题目:http://codeforces.com/contest/1096/problem/D
题意:给你一个字符串,每个字符有权值,问要删除的最小权值使得这个字符串中没有hard
思路:可以看作一个动态规划问题,dp代表无法构成前缀字符的代价,dp[1]对应h前缀字符的代价,dp[2]对应ha前缀字符的代价,dp[3]对应har的代价,dp[4]对应hard代价。
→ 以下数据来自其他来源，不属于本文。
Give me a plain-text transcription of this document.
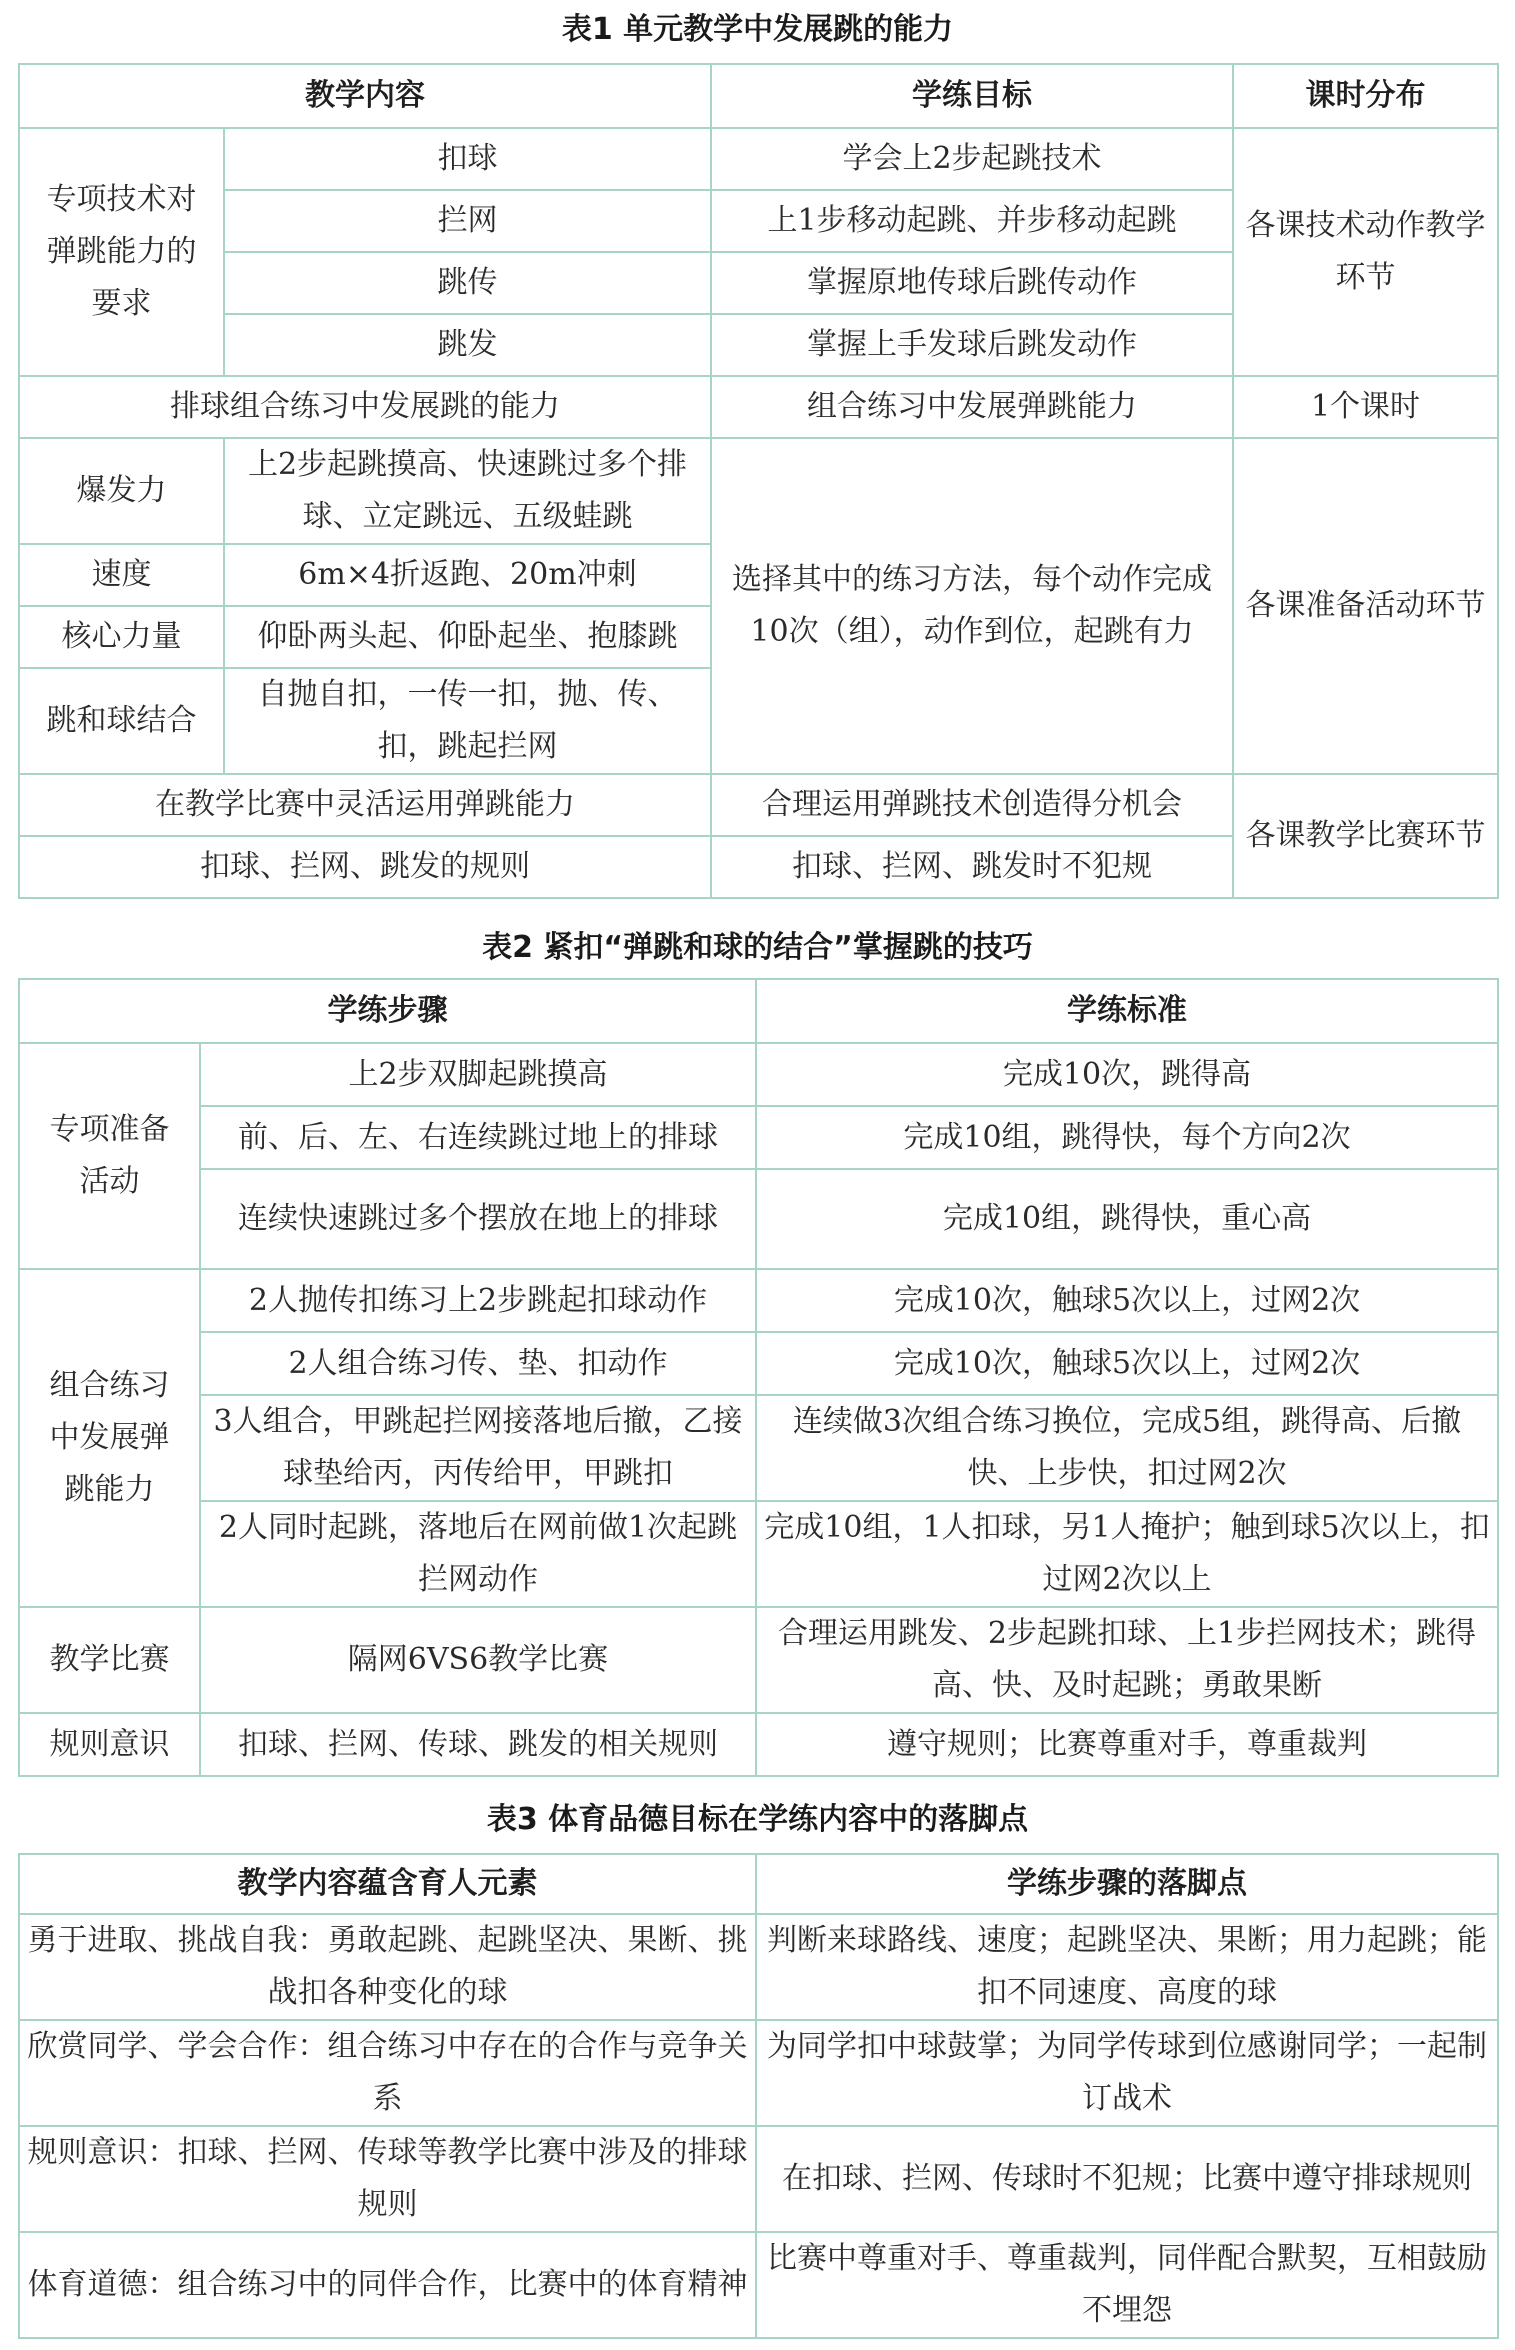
表1 单元教学中发展跳的能力
教学内容		学练目标	课时分布
专项技术对弹跳能力的要求	扣球	学会上2步起跳技术	各课技术动作教学环节
	拦网	上1步移动起跳、并步移动起跳	
	跳传	掌握原地传球后跳传动作	
	跳发	掌握上手发球后跳发动作	
排球组合练习中发展跳的能力		组合练习中发展弹跳能力	1个课时
爆发力	上2步起跳摸高、快速跳过多个排球、立定跳远、五级蛙跳	选择其中的练习方法，每个动作完成10次（组），动作到位，起跳有力	各课准备活动环节
速度	6m×4折返跑、20m冲刺		
核心力量	仰卧两头起、仰卧起坐、抱膝跳		
跳和球结合	自抛自扣，一传一扣，抛、传、扣，跳起拦网		
在教学比赛中灵活运用弹跳能力		合理运用弹跳技术创造得分机会	各课教学比赛环节
扣球、拦网、跳发的规则		扣球、拦网、跳发时不犯规	
表2 紧扣“弹跳和球的结合”掌握跳的技巧
学练步骤		学练标准
专项准备活动	上2步双脚起跳摸高	完成10次，跳得高
	前、后、左、右连续跳过地上的排球	完成10组，跳得快，每个方向2次
	连续快速跳过多个摆放在地上的排球	完成10组，跳得快，重心高
组合练习中发展弹跳能力	2人抛传扣练习上2步跳起扣球动作	完成10次，触球5次以上，过网2次
	2人组合练习传、垫、扣动作	完成10次，触球5次以上，过网2次
	3人组合，甲跳起拦网接落地后撤，乙接球垫给丙，丙传给甲，甲跳扣	连续做3次组合练习换位，完成5组，跳得高、后撤快、上步快，扣过网2次
	2人同时起跳，落地后在网前做1次起跳拦网动作	完成10组，1人扣球，另1人掩护；触到球5次以上，扣过网2次以上
教学比赛	隔网6VS6教学比赛	合理运用跳发、2步起跳扣球、上1步拦网技术；跳得高、快、及时起跳；勇敢果断
规则意识	扣球、拦网、传球、跳发的相关规则	遵守规则；比赛尊重对手，尊重裁判
表3 体育品德目标在学练内容中的落脚点
教学内容蕴含育人元素	学练步骤的落脚点
勇于进取、挑战自我：勇敢起跳、起跳坚决、果断、挑战扣各种变化的球	判断来球路线、速度；起跳坚决、果断；用力起跳；能扣不同速度、高度的球
欣赏同学、学会合作：组合练习中存在的合作与竞争关系	为同学扣中球鼓掌；为同学传球到位感谢同学；一起制订战术
规则意识：扣球、拦网、传球等教学比赛中涉及的排球规则	在扣球、拦网、传球时不犯规；比赛中遵守排球规则
体育道德：组合练习中的同伴合作，比赛中的体育精神	比赛中尊重对手、尊重裁判，同伴配合默契，互相鼓励不埋怨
转移方程就相当于我们每次min(不保留该字母,不保留前缀)答案就是最后不保留hard 的值
#include<bits/stdc++.h>
#define fi first
#define se second
#define FOR(a) for(int i=0;i<a;i++)
#define sc(a) scanf("%d",&a)
#define show(a) cout<<a<<endl;
#define show2(a,b) cout<<a<<" "<<b<<endl;
#define show3(a,b,c) cout<<a<<" "<<b<<" "<<c<<endl;
using namespace std;
typedef long long ll;
typedef pair<ll, ll> P;
typedef pair<P, int> LP;
const ll inf = 1e17 + 10;
const int N = 1e6 + 10;
const ll mod = 998244353;
map<string, int>ml;
ll b[N], vis[N], po[N], num[N], t, n, m, x, y, k, f[N],a[N];
ll ex, ey, cnt, ans, sum, flag;
ll dist[N];
ll dp[N];
string s ;
vector<int> v[N];
map<int, int> mp;
int main()
{
ios::sync_with_stdio ( false );
cin.tie ( 0 );
cin>>n;
cin>>s;
for(int i=0;i<n;i++) cin>>a[i];
for(int i=0;s[i];i++)
{
if(s[i]=='h') num[1]+=a[i];
if(s[i]=='a') num[2]=min(num[1],num[2]+a[i]);
if(s[i]=='r') num[3]=min(num[2],num[3]+a[i]);
if(s[i]=='d') num[4]=min(num[3],num[4]+a[i]);
}
cout<<num[4];
}